Pro-Russian lawmakers in the Black Sea peninsula of Crimea sparked a showdown reminiscent of the Cold War on Thursday, accelerating their bid to leave Ukraine and join Russia in a move that President Obama, the new government in Kiev and European leaders described as provocative and illegal.
Lawmakers in the autonomous region voted Thursday to join the Russian Federation and hold a referendum March 16 to validate the decision.
I’m not ignorant of the fact that Nazi Germany’s pre-1939 expansion was cloaked largely in terms of reuniting German populations with “the Fatherland.” That said, the European powers had only themselves to blame that such a figleaf existed, since so many new nations had been artificially constructed by the Treaty of Versailles without regard to grouping people according to their identities.
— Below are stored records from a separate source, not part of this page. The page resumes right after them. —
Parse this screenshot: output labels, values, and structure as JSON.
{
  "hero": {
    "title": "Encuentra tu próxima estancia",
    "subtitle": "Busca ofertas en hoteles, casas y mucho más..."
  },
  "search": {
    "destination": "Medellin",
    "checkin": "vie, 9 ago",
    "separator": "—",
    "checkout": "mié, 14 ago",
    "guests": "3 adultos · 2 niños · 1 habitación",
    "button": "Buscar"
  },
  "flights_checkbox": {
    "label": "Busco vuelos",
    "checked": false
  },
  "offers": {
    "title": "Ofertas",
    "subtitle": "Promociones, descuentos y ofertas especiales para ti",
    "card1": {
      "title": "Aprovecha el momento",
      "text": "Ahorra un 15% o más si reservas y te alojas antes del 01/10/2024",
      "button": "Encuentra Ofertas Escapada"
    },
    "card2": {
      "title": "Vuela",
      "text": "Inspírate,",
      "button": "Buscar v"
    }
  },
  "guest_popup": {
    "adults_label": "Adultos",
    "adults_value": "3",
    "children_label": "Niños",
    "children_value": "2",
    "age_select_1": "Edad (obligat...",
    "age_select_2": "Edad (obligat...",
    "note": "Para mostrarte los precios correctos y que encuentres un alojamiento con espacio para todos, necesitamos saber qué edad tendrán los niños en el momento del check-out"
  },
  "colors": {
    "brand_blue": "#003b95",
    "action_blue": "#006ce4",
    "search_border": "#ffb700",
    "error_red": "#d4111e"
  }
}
In fact, one of the main objectives of the map drawing was to siphon off as many Germans as possible into other states. Thus, it’s not surprising that Germans who found themselves after 1918 in some alien land were more than happy to be reunited with the rest of Deutschland, whether uber alles or not.
So before we invoke Godwin’s Law by comparing Crimea, 2014, to Czechoslovakia, 1939, let’s pause for a moment. Those who would work the West into a frenzy to oppose the reunification of Crimea with Russia need to answer a question: why is this issue worth the bones of a single grenadier? In other words, why should any soldier of the U.S., Britain, France or anyone else die to prevent Russians from living in Russia? Is this why we spend exorbitant amounts on “defense?” So that we arbitrarily decide whose rights of self-determination are honored?
The Western powers in the 1930s were eager to avoid confrontation with Nazi Germany. It wasn’t until after Munich, when Hitler seized the remainder of Czechoslovakia, that Western resolve to stop further expansion came into play. This is for two reasons: first, Hitler showed he would not honor his agreements (i.e. the Munich “Peace in Our Time”), and second, “rump Czechoslovakia” was the first annexation that was not comprised of a majority of ethnic Germans. In other words, Hitler had finished reunifying Das Volk, and was now imposing empire–German rule–on other peoples.
This is an important distinction, and the lesson should not be lost on today’s decision makers. A considerable number of States in the world today are artificial constructs. Far from being nations, they are conglomerations of convenience left over from the rapid devolution of Western empires after World War II. Their borders are lines drawn on the map by foreigners, not by groups of people with a common identity. Africa, in particular, is rife with this artificiality.
So, if we set the precedent of using force, in whatever form, to prevent Russians from joining Russians, are we then prepared to use force to keep Turkish Kurds separate from Iraqi Kurds? And if so, what is the benefit to the American people for expending blood and treasure to do so? If ‘government derives its just power from the consent of the governed,’ what business do we have interfering in such matters?
Americans need to think very carefully about this, lest we be drawn even further into the endless quarrels and squabbles of the rest of the world. One could even argue it is time for the sun to set on the American Empire. We, too, are a hodgepodge of peoples now, thanks to at least two generations of ideological warfare and the effects of immigration. In the spirit of the Golden Rule, we might just ask: how would we react to foreign powers bent on thwarting our desire to go a different direction?